When the multidisciplinary advisory team decides to select surgery as an option for non-weight related issues after RYGB, mostly for dumping syndrome or GERD, ad hoc treatment must be chosen because evidence-based treatment modes are widely lacking. Ligamentum teres hepatis to reinforce hiatal hernia repair, radiofrequency abrasion of the distal esophagus and use of the upper part of the remnant to create a sling at the gastro-esophageal junction have been described in the context of postRYGB GERD, whereas endoscopic or laparoscopic trimming of the gastrojejunal anastomosis or even placement of a loose non-adjustable band distally around the gastric pouch may cause slowing of gastric pouch emptying, hence improve the dumping syndrome.

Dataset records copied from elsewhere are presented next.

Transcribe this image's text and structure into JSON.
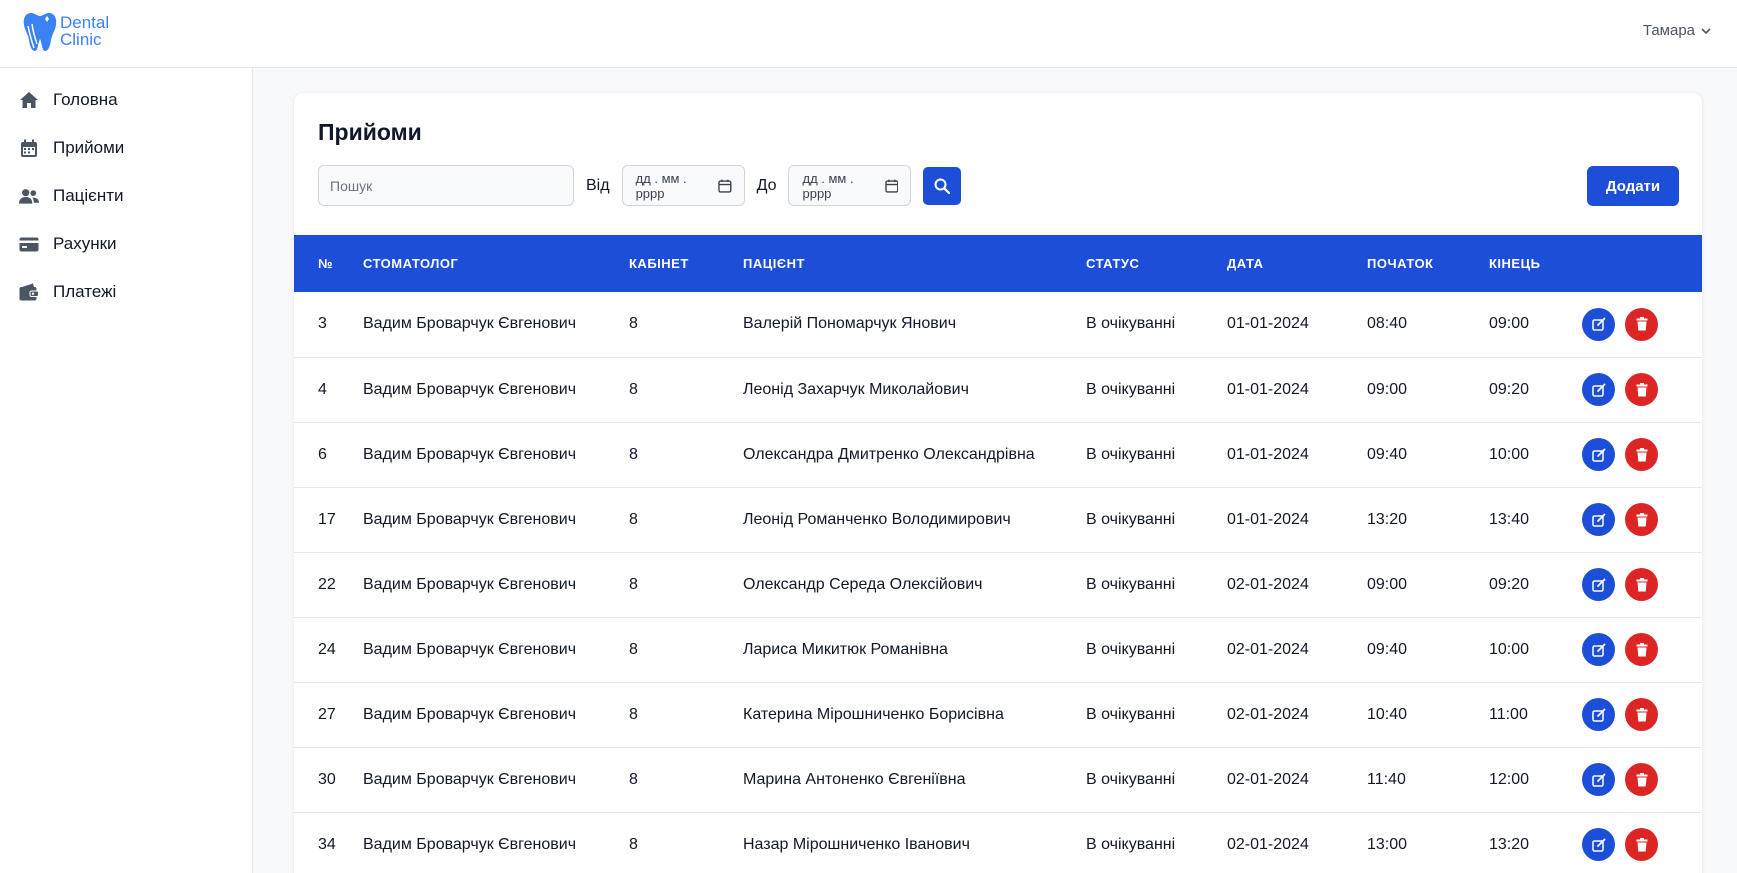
{
  "brand": {
    "line1": "Dental",
    "line2": "Clinic"
  },
  "user": {
    "name": "Тамара"
  },
  "sidebar": {
    "items": [
      {
        "label": "Головна",
        "icon": "home-icon"
      },
      {
        "label": "Прийоми",
        "icon": "calendar-icon"
      },
      {
        "label": "Пацієнти",
        "icon": "users-icon"
      },
      {
        "label": "Рахунки",
        "icon": "credit-card-icon"
      },
      {
        "label": "Платежі",
        "icon": "wallet-icon"
      }
    ]
  },
  "page": {
    "title": "Прийоми"
  },
  "filters": {
    "search_placeholder": "Пошук",
    "from_label": "Від",
    "to_label": "До",
    "date_placeholder": "дд . мм . рррр"
  },
  "add_label": "Додати",
  "colors": {
    "primary": "#1d4ed8",
    "danger": "#dc2626",
    "logo": "#3b82f6"
  },
  "table": {
    "columns": [
      "№",
      "СТОМАТОЛОГ",
      "КАБІНЕТ",
      "ПАЦІЄНТ",
      "СТАТУС",
      "ДАТА",
      "ПОЧАТОК",
      "КІНЕЦЬ"
    ],
    "rows": [
      {
        "id": "3",
        "dentist": "Вадим Броварчук Євгенович",
        "room": "8",
        "patient": "Валерій Пономарчук Янович",
        "status": "В очікуванні",
        "date": "01-01-2024",
        "start": "08:40",
        "end": "09:00"
      },
      {
        "id": "4",
        "dentist": "Вадим Броварчук Євгенович",
        "room": "8",
        "patient": "Леонід Захарчук Миколайович",
        "status": "В очікуванні",
        "date": "01-01-2024",
        "start": "09:00",
        "end": "09:20"
      },
      {
        "id": "6",
        "dentist": "Вадим Броварчук Євгенович",
        "room": "8",
        "patient": "Олександра Дмитренко Олександрівна",
        "status": "В очікуванні",
        "date": "01-01-2024",
        "start": "09:40",
        "end": "10:00"
      },
      {
        "id": "17",
        "dentist": "Вадим Броварчук Євгенович",
        "room": "8",
        "patient": "Леонід Романченко Володимирович",
        "status": "В очікуванні",
        "date": "01-01-2024",
        "start": "13:20",
        "end": "13:40"
      },
      {
        "id": "22",
        "dentist": "Вадим Броварчук Євгенович",
        "room": "8",
        "patient": "Олександр Середа Олексійович",
        "status": "В очікуванні",
        "date": "02-01-2024",
        "start": "09:00",
        "end": "09:20"
      },
      {
        "id": "24",
        "dentist": "Вадим Броварчук Євгенович",
        "room": "8",
        "patient": "Лариса Микитюк Романівна",
        "status": "В очікуванні",
        "date": "02-01-2024",
        "start": "09:40",
        "end": "10:00"
      },
      {
        "id": "27",
        "dentist": "Вадим Броварчук Євгенович",
        "room": "8",
        "patient": "Катерина Мірошниченко Борисівна",
        "status": "В очікуванні",
        "date": "02-01-2024",
        "start": "10:40",
        "end": "11:00"
      },
      {
        "id": "30",
        "dentist": "Вадим Броварчук Євгенович",
        "room": "8",
        "patient": "Марина Антоненко Євгеніївна",
        "status": "В очікуванні",
        "date": "02-01-2024",
        "start": "11:40",
        "end": "12:00"
      },
      {
        "id": "34",
        "dentist": "Вадим Броварчук Євгенович",
        "room": "8",
        "patient": "Назар Мірошниченко Іванович",
        "status": "В очікуванні",
        "date": "02-01-2024",
        "start": "13:00",
        "end": "13:20"
      }
    ]
  }
}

Pouch volume and gastro-jejunal anastomotic size are “probably” not all that important. Limb lengths may be altered to improve weight loss but one should beware of malnutrition. Total alimentary limb length is the most important factor in terms of avoiding protein malnutrition. Dumping as well as GERD can be an issue after RYGB but treatment options based on scientific evidence are missing, he concluded.